Search papers, labs, and topics across Lattice.
The paper investigates the vulnerability of AI age estimation systems to low-cost cosmetic attacks designed to make minors appear older. They simulate cosmetic changes like beards, grey hair, makeup, and wrinkles on facial images of individuals aged 10-21 using a VLM image editor and evaluate the impact on eight different age estimation models. The study finds that these simple cosmetic modifications can significantly increase the likelihood of minors being classified as adults, with a combination of all four attacks achieving up to 83% Attack Conversion Rate (ACR) across models.
A simple synthetic beard fools AI age estimators into classifying minors as adults up to 69% of the time, exposing a critical flaw in current age-verification systems.

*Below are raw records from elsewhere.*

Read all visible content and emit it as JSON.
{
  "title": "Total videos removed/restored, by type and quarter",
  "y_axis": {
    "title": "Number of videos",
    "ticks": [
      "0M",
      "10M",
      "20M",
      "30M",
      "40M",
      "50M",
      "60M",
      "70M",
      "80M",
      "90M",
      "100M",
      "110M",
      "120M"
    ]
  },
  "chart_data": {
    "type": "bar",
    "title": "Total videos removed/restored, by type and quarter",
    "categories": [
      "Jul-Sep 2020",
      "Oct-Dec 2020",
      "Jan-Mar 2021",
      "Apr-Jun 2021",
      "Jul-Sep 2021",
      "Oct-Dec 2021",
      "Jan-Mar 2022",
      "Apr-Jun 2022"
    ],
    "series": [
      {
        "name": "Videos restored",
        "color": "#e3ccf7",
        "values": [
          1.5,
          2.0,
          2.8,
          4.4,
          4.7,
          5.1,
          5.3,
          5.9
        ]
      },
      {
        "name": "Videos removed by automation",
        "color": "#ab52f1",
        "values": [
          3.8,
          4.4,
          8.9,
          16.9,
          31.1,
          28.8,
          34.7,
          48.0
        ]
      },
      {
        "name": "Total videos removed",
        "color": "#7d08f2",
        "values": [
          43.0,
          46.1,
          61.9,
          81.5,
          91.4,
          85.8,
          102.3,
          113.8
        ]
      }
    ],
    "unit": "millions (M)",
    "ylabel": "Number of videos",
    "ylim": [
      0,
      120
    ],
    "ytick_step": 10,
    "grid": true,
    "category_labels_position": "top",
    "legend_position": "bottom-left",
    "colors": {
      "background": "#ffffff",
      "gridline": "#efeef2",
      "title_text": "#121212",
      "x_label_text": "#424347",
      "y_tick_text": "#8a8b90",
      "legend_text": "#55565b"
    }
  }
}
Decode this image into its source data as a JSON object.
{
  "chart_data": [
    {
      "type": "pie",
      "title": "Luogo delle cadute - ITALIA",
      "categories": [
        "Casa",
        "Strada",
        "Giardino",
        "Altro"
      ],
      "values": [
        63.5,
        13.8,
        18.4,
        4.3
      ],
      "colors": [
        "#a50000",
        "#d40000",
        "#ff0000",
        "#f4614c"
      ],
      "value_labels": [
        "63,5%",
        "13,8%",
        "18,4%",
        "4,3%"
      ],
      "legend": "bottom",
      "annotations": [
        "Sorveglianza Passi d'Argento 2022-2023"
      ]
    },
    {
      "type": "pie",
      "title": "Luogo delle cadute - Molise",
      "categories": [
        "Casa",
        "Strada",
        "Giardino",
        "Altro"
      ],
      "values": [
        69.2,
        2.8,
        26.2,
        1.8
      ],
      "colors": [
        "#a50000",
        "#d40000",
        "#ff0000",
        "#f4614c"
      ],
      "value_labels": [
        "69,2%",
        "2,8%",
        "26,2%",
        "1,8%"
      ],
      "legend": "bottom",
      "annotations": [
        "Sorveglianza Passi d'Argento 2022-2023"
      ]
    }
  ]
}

Age estimation systems are increasingly deployed as gatekeepers for age-restricted online content, yet their robustness to cosmetic modifications has not been systematically evaluated. We investigate whether simple, household-accessible cosmetic changes, including beards, grey hair, makeup, and simulated wrinkles, can cause AI age estimators to classify minors as adults. To study this threat at scale without ethical concerns, we simulate these physical attacks on 329 facial images of individuals aged 10 to 21 using a VLM image editor (Gemini 2.5 Flash Image). We then evaluate eight models from our prior benchmark: five specialized architectures (MiVOLO, Custom-Best, Herosan, MiViaLab, DEX) and three vision-language models (Gemini 3 Flash, Gemini 2.5 Flash, GPT-5-Nano). We introduce the Attack Conversion Rate (ACR), defined as the fraction of images predicted as minor at baseline that flip to adult after attack, a population-agnostic metric that does not depend on the ratio of minors to adults in the test set. Our results reveal that a synthetic beard alone achieves 28 to 69 percent ACR across all eight models; combining all four attacks shifts predicted age by +7.7 years on average across all 329 subjects and reaches up to 83 percent ACR; and vision-language models exhibit lower ACR (59 to 71 percent) than specialized models (63 to 83 percent) under the full attack, although the ACR ranges overlap and the difference is not statistically tested. These findings highlight a critical vulnerability in deployed age-verification pipelines and call for adversarial robustness evaluation as a mandatory criterion for model selection.